Now, we will work on creating the TF-IDF vectors for our tweets. The first line of code below imports the 'TfidfVectorizer' from sklearn.feature_extraction.text module. The second line initializes the TfidfVectorizer object, called 'tfidf', while the third line fits and transforms the variable 'processedtext' from the data.

The important arguments we have used in initiating the TfidfVectorizer object are the 'max_features' and the 'ngram_range'. While the 'max_features' argument specifies the maximum number of features to be created, the argument 'ngram_range=(1,1)' specifies that unigrams will be considered for feature creation.

The fourth line prints a summary of the object, which is a sparse matrix containing the number of observations (1181) and the number of features (500).

``````1from sklearn.feature_extraction.text import TfidfVectorizer
2
3tfidf = TfidfVectorizer(max_features=500, lowercase=True, analyzer='word', stop_words= 'english',ngram_range=(1,1))
4
5dat_tfIdf = tfidf.fit_transform(dat['processedtext'])
6dat_tfIdf``````
python

Output:

``````1 <1181x500 sparse matrix of type '<class 'numpy.float64'>'
2   with 6473 stored elements in Compressed Sparse Row format>``````

## Bag-of-words Vector

Another popular technique for creating word vectors is the Bag-of-words approach. It is a simplistic method for identifying topics in a document. It works on the assumption that the higher the frequency of the term, the higher its importance.

The first line of code below imports the 'CountVectorizer' utility from the 'sklearn.feature_extraction.text' module. The second line initializes the CountVectorizer object, called 'bag_words', while the third line fits and transforms the variable 'processedtext' from the data.
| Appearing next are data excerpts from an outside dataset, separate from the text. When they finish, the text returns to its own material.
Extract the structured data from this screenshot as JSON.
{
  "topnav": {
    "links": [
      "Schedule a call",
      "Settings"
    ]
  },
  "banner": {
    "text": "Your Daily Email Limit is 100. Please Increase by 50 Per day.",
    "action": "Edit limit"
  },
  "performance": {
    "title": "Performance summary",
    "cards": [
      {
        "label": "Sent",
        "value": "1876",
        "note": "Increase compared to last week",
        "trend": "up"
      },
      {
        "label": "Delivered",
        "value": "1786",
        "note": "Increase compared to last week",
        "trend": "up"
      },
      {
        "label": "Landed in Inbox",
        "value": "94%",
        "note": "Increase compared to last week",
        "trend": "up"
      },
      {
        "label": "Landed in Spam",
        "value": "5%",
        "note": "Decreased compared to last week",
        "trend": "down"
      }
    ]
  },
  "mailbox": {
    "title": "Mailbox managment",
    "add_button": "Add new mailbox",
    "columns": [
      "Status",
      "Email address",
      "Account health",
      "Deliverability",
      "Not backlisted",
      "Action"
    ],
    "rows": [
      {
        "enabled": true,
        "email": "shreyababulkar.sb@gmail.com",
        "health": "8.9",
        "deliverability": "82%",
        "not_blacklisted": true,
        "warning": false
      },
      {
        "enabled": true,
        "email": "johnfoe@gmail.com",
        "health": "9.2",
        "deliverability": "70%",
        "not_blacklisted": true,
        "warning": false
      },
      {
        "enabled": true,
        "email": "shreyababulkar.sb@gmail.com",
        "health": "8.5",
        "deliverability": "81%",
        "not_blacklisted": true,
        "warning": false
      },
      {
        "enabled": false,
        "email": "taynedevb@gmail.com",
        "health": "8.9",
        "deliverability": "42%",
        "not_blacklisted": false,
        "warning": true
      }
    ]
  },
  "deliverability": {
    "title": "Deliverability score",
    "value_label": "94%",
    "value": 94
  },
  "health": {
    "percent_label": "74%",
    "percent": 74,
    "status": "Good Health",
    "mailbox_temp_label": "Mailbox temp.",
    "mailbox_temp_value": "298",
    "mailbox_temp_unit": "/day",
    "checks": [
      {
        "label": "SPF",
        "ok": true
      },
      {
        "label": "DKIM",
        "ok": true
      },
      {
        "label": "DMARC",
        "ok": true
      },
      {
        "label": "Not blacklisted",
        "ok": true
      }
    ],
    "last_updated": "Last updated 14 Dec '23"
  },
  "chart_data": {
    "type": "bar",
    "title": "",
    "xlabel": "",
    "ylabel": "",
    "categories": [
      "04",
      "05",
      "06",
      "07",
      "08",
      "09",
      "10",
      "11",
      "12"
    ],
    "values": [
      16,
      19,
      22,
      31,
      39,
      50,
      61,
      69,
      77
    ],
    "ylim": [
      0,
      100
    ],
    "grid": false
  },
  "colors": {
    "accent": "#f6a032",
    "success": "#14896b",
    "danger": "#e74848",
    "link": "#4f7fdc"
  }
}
The fourth line prints a summary of the object, which is, again, a sparse matrix containing the number of observations (1181) and the number of features (500).

``````1from sklearn.feature_extraction.text import CountVectorizer
2bag_words = CountVectorizer(max_features=500, lowercase=True, ngram_range=(1,1),analyzer = "word")
3dat_BOW = bag_words.fit_transform(dat['processedtext'])
4dat_BOW``````
python

Output:

``````1 <1181x500 sparse matrix of type '<class 'numpy.int64'>'
2  with 7181 stored elements in Compressed Sparse Row format>``````

## Conclusion

In this guide, you have learned the fundamentals of building features from the raw and the processed text data. You can now use the basic as well as advanced features for building a machine learning algorithm that can predict the sentiment of a tweet.